In February of the same year, North Vietnam shocked the United States with the Tet Offensive, a massive surprise attack on American and South Vietnamese strongholds. A month later, American soldiers committed atrocities against Vietnamese civilians during the My Lai massacre. Take-out was difficult: the war was increasingly impossible to win. The US government lied about this fact by sending more young men into battle. And the Yankees haven’t always been the right ones.
Around the same time, the show’s creators seemed to be going through their own drastic change. Concrete example: “The Omega Glory”, episode 23 of the second season of the series, which is openly anti-war. To make his point, Roddenberry places the Enterprise crew on a planet with two bitterly warring tribes, the Yangs and the Kohms, with sub-texts on biological warfare and the immorality of meddling. exterior. If these names weren’t obvious enough, the Yangs (Yanks) have somehow in their history obtained an exact copy of the original US Constitution, and revere it as a sacred text, although they do not understand it.

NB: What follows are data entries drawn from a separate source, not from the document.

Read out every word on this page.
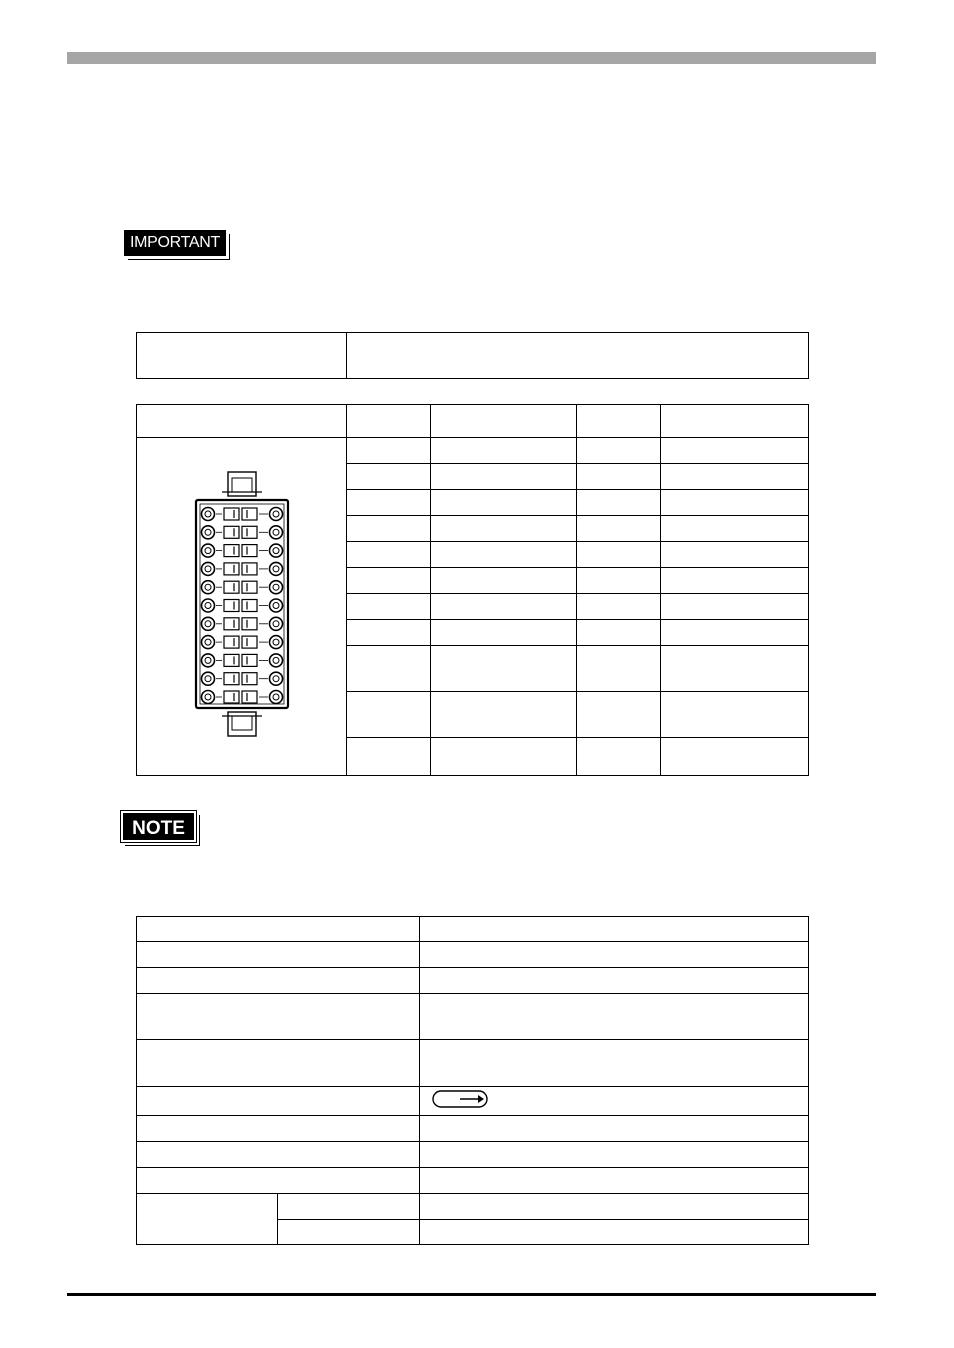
IMPORTANT

NOTE
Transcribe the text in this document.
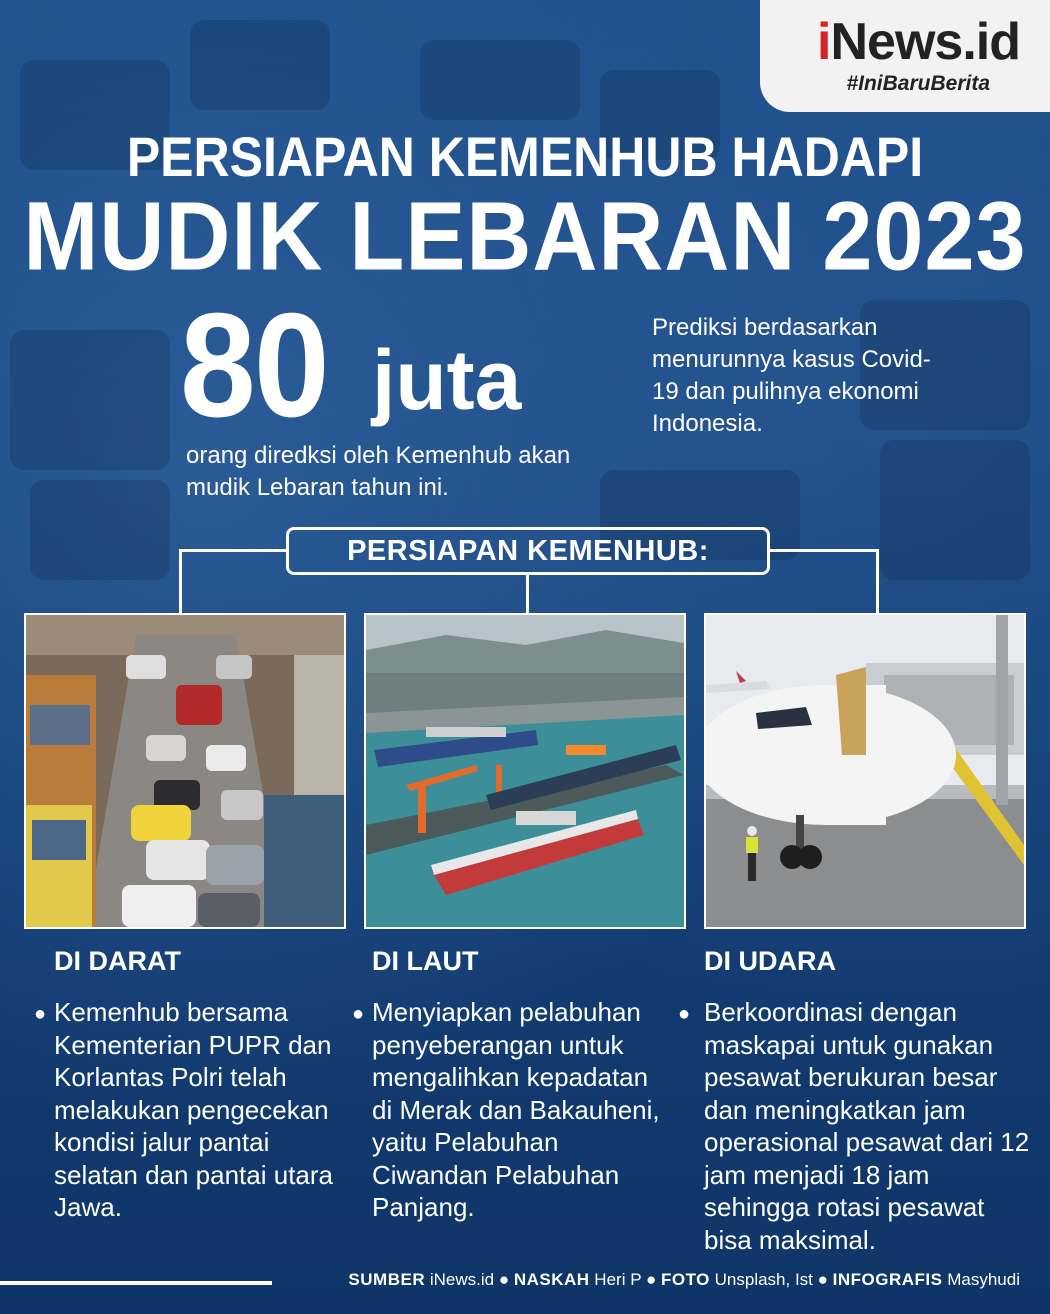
iNews.id
#IniBaruBerita
PERSIAPAN KEMENHUB HADAPI
MUDIK LEBARAN 2023
80 juta
orang diredksi oleh Kemenhub akan mudik Lebaran tahun ini.
Prediksi berdasarkan menurunnya kasus Covid-19 dan pulihnya ekonomi Indonesia.
PERSIAPAN KEMENHUB:
DI DARAT
● Kemenhub bersama Kementerian PUPR dan Korlantas Polri telah melakukan pengecekan kondisi jalur pantai selatan dan pantai utara Jawa.
DI LAUT
● Menyiapkan pelabuhan penyeberangan untuk mengalihkan kepadatan di Merak dan Bakauheni, yaitu Pelabuhan Ciwandan Pelabuhan Panjang.
DI UDARA
● Berkoordinasi dengan maskapai untuk gunakan pesawat berukuran besar dan meningkatkan jam operasional pesawat dari 12 jam menjadi 18 jam sehingga rotasi pesawat bisa maksimal.
SUMBER iNews.id ● NASKAH Heri P ● FOTO Unsplash, Ist ● INFOGRAFIS Masyhudi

In the climactic scene, Kirk holds up the Constitution in front of the leader of the victorious warring faction, declaring that the document and its basic human rights principles were written for everyone, even their enemies.
But while Kirk touted America’s ideological superiority, Franklin said, declaring that the Communists (or Kohms) deserved the protections of the Constitution was a dangerous risk to take on television at this point in history.
More than a decade after U.S. Senator Joseph McCarthy convened Senate hearings in 1954 to identify and convict anyone suspected of having Communist sympathies, tens of millions of patriotic Americans still viewed Communists not just as enemies, but as toxic carriers of an ideological disease: “red fever.” And even though mass anti-war protests erupted across the country in 1968 – wondering why young American men were being sent across the country. world to fight and die to repel communism – there were still many who thought these protesters were the most dishonored, heroic, generous and decent nation on the planet.
The episode aired just days after the Tet offensive ended, leaving nearly 4,000 US troops dead in just one month of fighting. Roddenberry’s message was timely.
“The Omega Glory” could have ruined Roddenberry, who was already pushing the show upstream against terrible ratings and pressure from NBC executives. In 1968, “Star Trek” was losing $ 15,000 per episode, the equivalent of $ 500,000 per episode today, says Marc Cushman, author of These are the trips, a history of the show.
“Later, when it was hugely successful, ‘Star Trek’ grew into a huge industry, with a completely different set of values than they had at the beginning,” Franklin explains. “But at first they tried to say something.”